Their room is large, with access to its own outside toilet, a luxury at R2,300 a month. When her youngest son lost his job she had to make a plan or they would be evicted. Her work as a caretaker earns her R1,000 a month off the rent. Now her hands are raw but her mother's heart is strong and her family has a place to stay.

When I walked around this street barefoot as a child, the “poor whites" were a scare story like Antjie Somers or Daisy de Melker. You don't want to come cross them, you don't want to be one. Our family was closer to the poor side, so the spectre of poverty was real for us. We were six little children who swarmed around, a little worn-out and noisy. “Civilised people don't scream like that," the church elder, who lived a few houses away, used to scold us. Then we got ashamed of our roughness and made quieter noise. Vicky's landlord tells the children to shut up or “I'll cut your dickies off". That also works well. When you consider how many people live on that property, it's surprising how quiet it is. The only sounds you hear are cars honking at the gate to enter and Vicky ordering her boys around.

Poverty is easy to see but difficult to define, especially if you want to know exactly how many “poor whites" there are.
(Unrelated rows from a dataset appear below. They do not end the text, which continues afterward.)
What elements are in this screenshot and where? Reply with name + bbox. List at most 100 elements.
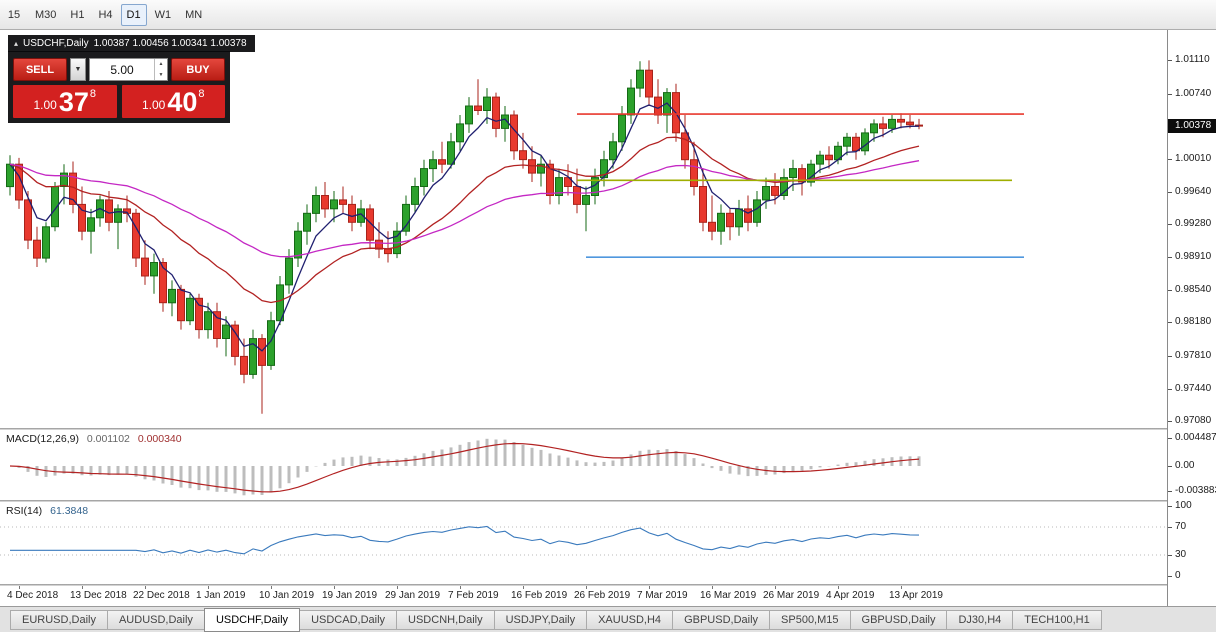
time-axis-tick — [523, 586, 524, 589]
symbol-period-label: USDCHF,Daily — [23, 38, 89, 49]
macd-histogram-layer — [17, 438, 921, 496]
buy-price-point: 8 — [198, 88, 205, 100]
time-axis-tick — [334, 586, 335, 589]
macd-panel[interactable]: MACD(12,26,9) 0.001102 0.000340 — [0, 430, 1167, 500]
collapse-arrow-icon[interactable]: ▴ — [14, 39, 19, 48]
timeframe-button-h4[interactable]: H4 — [98, 8, 113, 21]
chart-tab-usdjpy-daily[interactable]: USDJPY,Daily — [493, 609, 588, 630]
bid-ask-row: 1.00 37 8 1.00 40 8 — [13, 85, 225, 118]
time-axis-label: 16 Feb 2019 — [511, 590, 568, 601]
macd-signal-value: 0.000340 — [137, 433, 182, 445]
chart-tab-sp500-m15[interactable]: SP500,M15 — [769, 609, 851, 630]
time-axis-tick — [19, 586, 20, 589]
time-axis-label: 7 Mar 2019 — [637, 590, 688, 601]
panel-divider[interactable] — [0, 500, 1167, 502]
chart-tab-gbpusd-daily[interactable]: GBPUSD,Daily — [672, 609, 771, 630]
rsi-scale-tick: 30 — [1168, 549, 1186, 561]
panel-divider[interactable] — [0, 428, 1167, 430]
time-axis-tick — [208, 586, 209, 589]
timeframe-button-m30[interactable]: M30 — [35, 8, 57, 21]
volume-dropdown-button[interactable]: ▼ — [70, 58, 86, 81]
panel-divider[interactable] — [0, 584, 1167, 586]
chevron-down-icon: ▼ — [74, 66, 82, 73]
chart-tab-usdcad-daily[interactable]: USDCAD,Daily — [299, 609, 398, 630]
buy-price-display[interactable]: 1.00 40 8 — [121, 85, 225, 118]
ma-5-line — [9, 102, 920, 352]
rsi-panel[interactable]: RSI(14) 61.3848 — [0, 502, 1167, 584]
hlines-layer[interactable] — [577, 113, 1024, 258]
chart-tab-usdcnh-daily[interactable]: USDCNH,Daily — [396, 609, 495, 630]
sell-price-display[interactable]: 1.00 37 8 — [13, 85, 117, 118]
price-scale-tick: 0.97080 — [1168, 415, 1211, 427]
spinner-down-icon[interactable]: ▼ — [158, 71, 164, 78]
price-scale-tick: 0.99640 — [1168, 186, 1211, 198]
timeframe-button-d1[interactable]: D1 — [120, 3, 147, 26]
one-click-trading-panel: SELL ▼ 5.00 ▲ ▼ BUY — [8, 51, 230, 123]
rsi-chart-svg — [0, 525, 1167, 556]
chart-tab-eurusd-daily[interactable]: EURUSD,Daily — [10, 609, 108, 630]
chart-tabs-bar: EURUSD,Daily AUDUSD,Daily USDCHF,Daily USDC… — [0, 606, 1216, 632]
chart-tab-usdchf-daily[interactable]: USDCHF,Daily — [203, 607, 301, 632]
ma-45-line — [9, 160, 920, 258]
timeframe-button-mn[interactable]: MN — [185, 8, 203, 21]
chart-panels: ▴ USDCHF,Daily 1.00387 1.00456 1.00341 1… — [0, 30, 1167, 606]
rsi-name: RSI(14) — [6, 505, 43, 517]
price-panel[interactable]: ▴ USDCHF,Daily 1.00387 1.00456 1.00341 1… — [0, 30, 1167, 428]
time-axis-tick — [649, 586, 650, 589]
price-scale-tick: 1.00740 — [1168, 88, 1211, 100]
time-axis-label: 26 Feb 2019 — [574, 590, 631, 601]
price-scale-tick: 1.01110 — [1168, 54, 1210, 66]
time-axis-label: 10 Jan 2019 — [259, 590, 315, 601]
macd-signal-line — [9, 442, 920, 493]
chart-tab-gbpusd-daily[interactable]: GBPUSD,Daily — [849, 609, 948, 630]
trade-controls-row: SELL ▼ 5.00 ▲ ▼ BUY — [13, 58, 225, 81]
macd-scale-tick: 0.004487 — [1168, 432, 1216, 444]
timeframe-button-15[interactable]: 15 — [7, 8, 21, 21]
time-axis-tick — [901, 586, 902, 589]
time-axis-label: 22 Dec 2018 — [133, 590, 190, 601]
ohlc-values: 1.00387 1.00456 1.00341 1.00378 — [93, 38, 247, 49]
time-axis-tick — [145, 586, 146, 589]
sell-price-prefix: 1.00 — [33, 98, 57, 112]
buy-price-pips: 40 — [167, 87, 198, 117]
current-price-badge: 1.00378 — [1168, 118, 1216, 133]
volume-spinner: ▲ ▼ — [154, 59, 167, 80]
price-scale-tick: 0.97440 — [1168, 383, 1211, 395]
chart-tab-tech100-h1[interactable]: TECH100,H1 — [1012, 609, 1102, 630]
timeframe-button-w1[interactable]: W1 — [154, 8, 172, 21]
price-scale-tick: 0.98180 — [1168, 316, 1211, 328]
timeframe-button-h1[interactable]: H1 — [70, 8, 85, 21]
price-scale[interactable]: 1.00378 1.011101.007401.003701.000100.99… — [1167, 30, 1216, 606]
time-axis[interactable]: 4 Dec 2018 13 Dec 2018 22 Dec 2018 1 Jan 20… — [0, 586, 1167, 606]
price-scale-tick: 0.97810 — [1168, 350, 1211, 362]
timeframe-toolbar: 15 M30 H1 H4 D1 W1 MN — [0, 0, 1216, 30]
time-axis-label: 13 Dec 2018 — [70, 590, 127, 601]
volume-input[interactable]: 5.00 ▲ ▼ — [89, 58, 168, 81]
sell-price-pips: 37 — [58, 87, 89, 117]
buy-price-prefix: 1.00 — [141, 98, 166, 112]
rsi-scale-tick: 100 — [1168, 500, 1192, 512]
chart-tab-dj30-h4[interactable]: DJ30,H4 — [946, 609, 1014, 630]
sell-button[interactable]: SELL — [13, 58, 67, 81]
price-chart-svg[interactable] — [0, 30, 1167, 428]
price-scale-tick: 0.98910 — [1168, 251, 1211, 263]
time-axis-label: 13 Apr 2019 — [889, 590, 943, 601]
chart-symbol-title: ▴ USDCHF,Daily 1.00387 1.00456 1.00341 1… — [8, 35, 255, 52]
rsi-line — [10, 525, 920, 555]
rsi-scale-tick: 0 — [1168, 570, 1181, 582]
ma-lines-layer — [9, 102, 920, 352]
spinner-up-icon[interactable]: ▲ — [158, 61, 164, 68]
sell-price-point: 8 — [89, 88, 97, 100]
time-axis-label: 16 Mar 2019 — [700, 590, 757, 601]
rsi-scale-tick: 70 — [1168, 521, 1186, 533]
time-axis-label: 7 Feb 2019 — [448, 590, 499, 601]
time-axis-tick — [712, 586, 713, 589]
macd-chart-svg — [9, 438, 921, 496]
chart-tab-audusd-daily[interactable]: AUDUSD,Daily — [106, 609, 205, 630]
time-axis-label: 4 Apr 2019 — [826, 590, 875, 601]
buy-button[interactable]: BUY — [171, 58, 225, 81]
price-scale-tick: 1.00010 — [1168, 153, 1211, 165]
chart-tab-xauusd-h4[interactable]: XAUUSD,H4 — [586, 609, 674, 630]
price-scale-tick: 0.99280 — [1168, 218, 1211, 230]
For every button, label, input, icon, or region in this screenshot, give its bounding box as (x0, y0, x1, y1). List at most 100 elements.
Estimates range wildly between 40,000 and 400,000. It is more helpful to try to capture various aspects of poverty in a spectrum, for better insight.

Stats SA's Community Survey has compiled a multidimensional index and presented it on sliding scales. Health, education, standard of living and financial activity are the four main categories. According to the survey, the Eastern Cape has the most poor people and Gauteng is the richest province. There are 610,000 “poor" people in Gauteng. Vicky is not one of them because she has a TV, stove, running water and access to a flushing toilet. Furthermore, everyone in Vicky's family has gone to school for more than five years and they earn more than R1,138 a month. In my opinion, Vicky is destitute, but for her roommates, their living conditions are a step forward in life.
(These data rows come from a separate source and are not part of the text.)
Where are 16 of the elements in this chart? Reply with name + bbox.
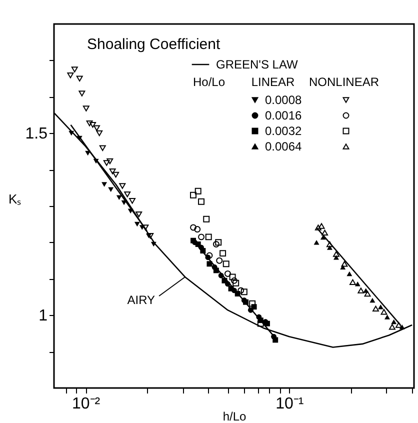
y-tick-label: 1.5 (25, 126, 48, 143)
legend-label: 0.0064 (265, 140, 302, 154)
y-tick-label: 1 (38, 308, 48, 325)
text: Shoaling Coefficient (87, 36, 221, 53)
x-tick-label: 10⁻² (72, 396, 101, 412)
legend-title: Ho/Lo (193, 75, 226, 89)
legend-label: 0.0032 (265, 124, 302, 138)
annotation: AIRY (127, 292, 156, 307)
annotation: LINEAR (251, 75, 295, 89)
legend-label: GREEN'S LAW (216, 58, 299, 72)
y-axis-title: Kₛ (8, 192, 22, 206)
x-axis-title: h/Lo (222, 410, 246, 423)
annotation: NONLINEAR (308, 75, 380, 89)
legend-label: 0.0016 (265, 108, 302, 122)
legend-label: 0.0008 (265, 93, 302, 107)
x-tick-label: 10⁻¹ (276, 396, 304, 412)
To my mind, white people shouldn't be in Vicky's situation. Because we had the privilege of education and affirmative action. My parents were both civil servants. In those days it was a status symbol but I later realised it was BEE in a different-coloured jacket. I recently lost my job so these types of thoughts are now prominent and visceral.
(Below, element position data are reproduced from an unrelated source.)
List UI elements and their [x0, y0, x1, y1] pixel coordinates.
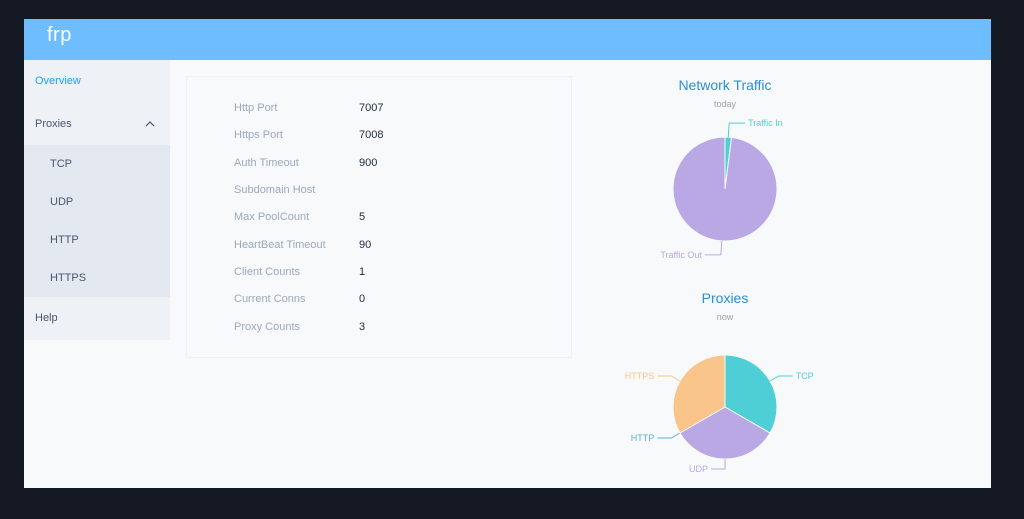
info-row-heartbeat-timeout: HeartBeat Timeout 90 — [187, 239, 573, 259]
sidebar-item-https[interactable]: HTTPS — [24, 259, 170, 297]
brand-logo[interactable]: frp — [47, 24, 72, 46]
chart-title-proxies: Proxies — [701, 290, 749, 306]
pie-leader-line-tcp — [769, 375, 793, 382]
info-label: Proxy Counts — [234, 321, 301, 333]
info-row-http-port: Http Port 7007 — [187, 102, 573, 122]
info-label: Subdomain Host — [234, 184, 316, 196]
info-label: Max PoolCount — [234, 211, 310, 223]
sidebar-item-proxies[interactable]: Proxies — [24, 105, 170, 143]
pie-slice-traffic-out[interactable] — [672, 136, 778, 242]
top-bar: frp — [24, 19, 991, 60]
pie-label-https: HTTPS — [625, 371, 655, 381]
info-label: Http Port — [234, 102, 278, 114]
info-value: 5 — [359, 211, 366, 223]
pie-label-tcp: TCP — [796, 371, 814, 381]
sidebar: Overview Proxies TCP UDP HTTP HTTPS Help — [24, 60, 170, 340]
proxies-submenu: TCP UDP HTTP HTTPS — [24, 145, 170, 297]
server-info-card: Http Port 7007 Https Port 7008 Auth Time… — [186, 76, 572, 358]
sidebar-item-label: HTTPS — [50, 272, 87, 284]
info-label: Auth Timeout — [234, 157, 299, 169]
pie-leader-line-traffic-in — [727, 122, 746, 138]
sidebar-item-help[interactable]: Help — [24, 299, 170, 337]
info-value: 7008 — [359, 129, 384, 141]
info-row-subdomain-host: Subdomain Host — [187, 184, 573, 204]
info-value: 90 — [359, 239, 372, 251]
info-value: 1 — [359, 266, 366, 278]
info-row-proxy-counts: Proxy Counts 3 — [187, 321, 573, 341]
sidebar-item-label: HTTP — [50, 234, 79, 246]
pie-slice-https[interactable] — [672, 354, 726, 434]
pie-leader-line-traffic-out — [704, 240, 723, 256]
info-value: 0 — [359, 293, 366, 305]
sidebar-item-label: Overview — [35, 75, 81, 87]
pie-leader-line-udp — [711, 459, 726, 470]
info-value: 7007 — [359, 102, 384, 114]
sidebar-item-tcp[interactable]: TCP — [24, 145, 170, 183]
chart-subtitle-network-traffic: today — [713, 99, 737, 109]
sidebar-item-label: UDP — [50, 196, 74, 208]
info-label: Current Conns — [234, 293, 306, 305]
pie-label-http: HTTP — [631, 433, 655, 443]
sidebar-item-label: Proxies — [35, 118, 72, 130]
sidebar-item-overview[interactable]: Overview — [24, 62, 170, 100]
pie-label-traffic-out: Traffic Out — [660, 250, 702, 260]
proxies-pie-chart: TCP UDP HTTP HTTPS — [625, 354, 814, 474]
info-label: Https Port — [234, 129, 283, 141]
chevron-up-icon — [145, 121, 155, 127]
info-row-client-counts: Client Counts 1 — [187, 266, 573, 286]
pie-slice-tcp[interactable] — [724, 354, 778, 434]
network-traffic-pie-chart: Traffic In Traffic Out — [660, 118, 783, 260]
chart-title-network-traffic: Network Traffic — [678, 77, 772, 93]
info-value: 900 — [359, 157, 378, 169]
pie-leader-line-https — [657, 375, 681, 382]
info-label: HeartBeat Timeout — [234, 239, 326, 251]
pie-leader-line-http — [657, 432, 681, 439]
sidebar-item-label: TCP — [50, 158, 72, 170]
pie-label-traffic-in: Traffic In — [748, 118, 783, 128]
pie-label-udp: UDP — [689, 464, 708, 474]
info-value: 3 — [359, 321, 366, 333]
info-label: Client Counts — [234, 266, 301, 278]
app-window: frp Overview Proxies TCP UDP HTTP HTTPS — [24, 19, 991, 488]
info-row-max-poolcount: Max PoolCount 5 — [187, 211, 573, 231]
info-row-auth-timeout: Auth Timeout 900 — [187, 157, 573, 177]
sidebar-item-label: Help — [35, 312, 58, 324]
sidebar-item-udp[interactable]: UDP — [24, 183, 170, 221]
sidebar-item-http[interactable]: HTTP — [24, 221, 170, 259]
chart-subtitle-proxies: now — [716, 312, 734, 322]
pie-slice-udp[interactable] — [679, 406, 771, 460]
info-row-https-port: Https Port 7008 — [187, 129, 573, 149]
info-row-current-conns: Current Conns 0 — [187, 293, 573, 313]
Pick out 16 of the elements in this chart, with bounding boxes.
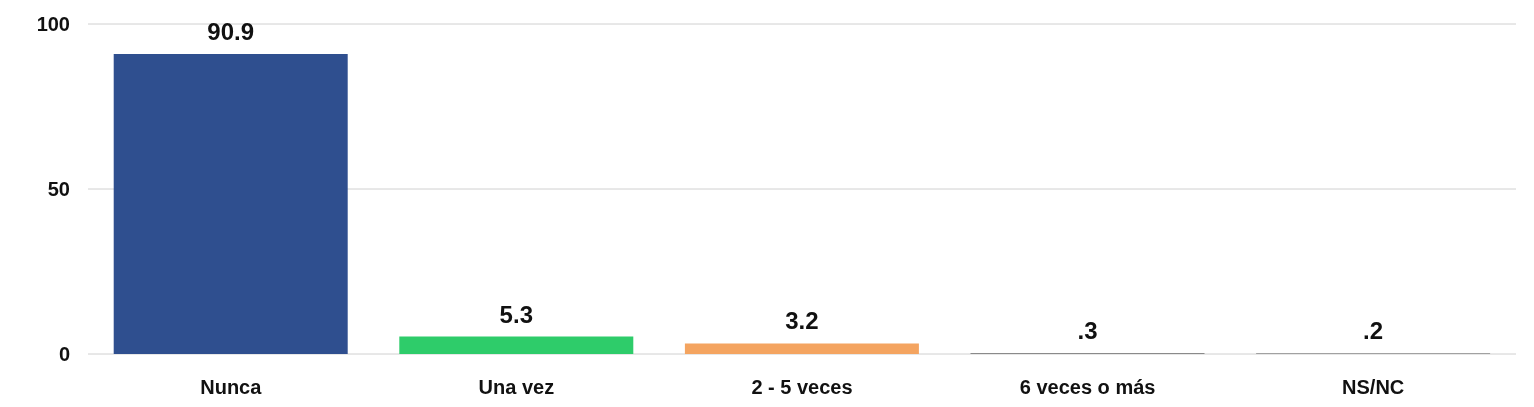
data-label: .2: [1363, 317, 1384, 345]
bar: [684, 343, 919, 354]
y-tick-label: 0: [58, 343, 70, 366]
x-tick-label: 2 - 5 veces: [751, 376, 853, 399]
data-label: 5.3: [499, 300, 533, 328]
data-label: .3: [1077, 317, 1098, 345]
x-tick-label: Una vez: [478, 376, 555, 399]
data-label: 3.2: [785, 307, 819, 335]
y-tick-label: 100: [36, 13, 70, 36]
y-tick-label: 50: [47, 178, 70, 201]
bar: [113, 54, 348, 354]
bar: [399, 336, 634, 354]
data-label: 90.9: [207, 18, 255, 46]
x-tick-label: NS/NC: [1342, 376, 1405, 399]
x-tick-label: Nunca: [200, 376, 263, 399]
x-tick-label: 6 veces o más: [1019, 376, 1156, 399]
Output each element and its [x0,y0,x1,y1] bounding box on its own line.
I wonder how much of my “talent" and skills stem from myself as an individual and whether that matters. I am close to 60. Will my family end up like Vicky's too? I hope we will have her strength of body and mind. There are no longer government old-age homes and some members of my family are already old and needy. I've been taking care of them financially for a long time, but if I don't get a job quickly we're going to have a problem.

So I stand and project all my primal Afrikaner shyness and future fears onto the dumb woman who has to finish mowing the grass before the owner comes back. “Yes, I have a lawnmower," I say. “I'm bringing it now. I'll put petrol in."

“Thanks ma'am!" she says excitedly. “I'm going to finish work soon, then I'm going to tell Seuna to boil water on the stove so I can make myself a nice bubble bath in the sink."

Sometimes I send her a Checkers voucher souced from my eBucks. But I don't always answer the phone when she calls.